Alors, vous revenez vers ces objets, vous savez bien qu'il n'y a pas de magie, et vous cherchez en eux comme vous le feriez d'un édifice ou d'une peinture ce qui fait leur puissance, ce qui suscite l'émoi. L'architecture d'abord, les formes dans l'espace : les coiffes n'épousent pas le visage, on a mis en elles quelque armature souple qui s'érige au-dessus de lui, qui le prolonge. Formes multiples, parfois juste un cercle ou un carré, parfois une hauteur aux angles brisés, ou un relief arrondi.

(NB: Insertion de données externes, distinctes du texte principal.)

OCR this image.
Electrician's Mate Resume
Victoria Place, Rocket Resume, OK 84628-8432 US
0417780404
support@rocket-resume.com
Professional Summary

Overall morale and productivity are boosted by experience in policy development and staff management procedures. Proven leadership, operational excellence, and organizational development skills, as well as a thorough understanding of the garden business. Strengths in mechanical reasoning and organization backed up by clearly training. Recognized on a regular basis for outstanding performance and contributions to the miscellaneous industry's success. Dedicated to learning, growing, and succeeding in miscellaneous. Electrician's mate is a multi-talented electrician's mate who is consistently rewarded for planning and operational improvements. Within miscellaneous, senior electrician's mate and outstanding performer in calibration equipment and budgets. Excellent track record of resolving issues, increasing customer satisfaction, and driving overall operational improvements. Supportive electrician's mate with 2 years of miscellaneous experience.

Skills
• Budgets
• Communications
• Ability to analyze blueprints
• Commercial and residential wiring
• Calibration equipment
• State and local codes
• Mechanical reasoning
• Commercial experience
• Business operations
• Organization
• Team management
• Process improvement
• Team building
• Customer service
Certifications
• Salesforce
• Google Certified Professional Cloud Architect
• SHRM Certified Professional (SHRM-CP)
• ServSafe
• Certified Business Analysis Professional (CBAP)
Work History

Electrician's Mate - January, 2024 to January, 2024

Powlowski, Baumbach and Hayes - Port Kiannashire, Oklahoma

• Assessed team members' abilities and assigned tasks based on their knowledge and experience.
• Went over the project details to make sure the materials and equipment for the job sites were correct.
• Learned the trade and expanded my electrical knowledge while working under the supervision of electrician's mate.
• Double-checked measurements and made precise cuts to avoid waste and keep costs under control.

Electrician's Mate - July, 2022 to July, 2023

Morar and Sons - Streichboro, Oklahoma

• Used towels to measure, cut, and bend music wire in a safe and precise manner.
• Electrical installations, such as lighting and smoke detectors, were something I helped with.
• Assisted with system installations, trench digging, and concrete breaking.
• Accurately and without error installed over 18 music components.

La structure de la coiffe ainsi fait le signe du territoire, de l'appartenance, elle dépasse chaque visage, elle l'englobe mais ne l'efface pas, et le visage ainsi porteur d'un style devient emblème, à la fois intensément lui-même, magnifié par la forme qui l'enveloppe, et tout autant fondu dans la communauté, la peuplant de son identité et de ses différences.

Exireuil, malvina grande cérémonie

Car chaque coiffe, aussi, est unique. Au-delà des déclinaisons – les coiffes de cérémonie, de tous les jours, de deuil – chacune est singulière. Le jeu des lignes par exemple, qu'on voit le mieux sur les coiffes simples, fait voir un extraordinaire équilibre visuel entre les élancées verticales et la stabilité horizontale. Les plis sont variés, fins ou larges, ils se resserrent ou se déploient, épousant avec souplesse les arrondis de la coiffe, affirmant sa silhouette globale dans l'espace, tout en lui donnant une fragilité bien humaine. On sent bien que les plis lentement ouvragés pourraient à l'instant s'effacer, et rendre le tissu à son insignifiance.

Couhé-Vérac, pantine de grand deuil

Reste encore la complexité de l'objet, qu'on découvre quand, partant des multiples éléments épars – cartons, dentelles, rubans... - on refait le chemin du montage de l'objet. Tout ceci s'organise, tient de la rigueur et de l'improbable à la fois, un peu comme tout être vivant. Tout ceci requiert de la ténacité, du talent. Et cette complexité de mise en œuvre donne à voir un objet lui-même dense, qu'il faut regarder aussi pour lui-même. Comme souvent l'œuvre d'art, la coiffe entraîne le vertige du regard, elle multiplie les niveaux de lecture, d'un détail des dentelles dans l'incertitude du vide et du plein, aux interactions des lignes avec les courbes du visage, des couches superposées de tissus, de transparences, aux assemblages précis des rubans.

Sans doute faut-il prendre un peu de distance dans la mémoire, se débarrasser de la connotation folklorique qui peut encore entourer ces objets, se concentrer sur eux. Alors peut-être on comprendra, qu'au-delà de leur rôle dans la séduction, dans l'identité, il y a là un univers de création partagée, qui a fait, le temps d'un siècle à peine, profondément culture.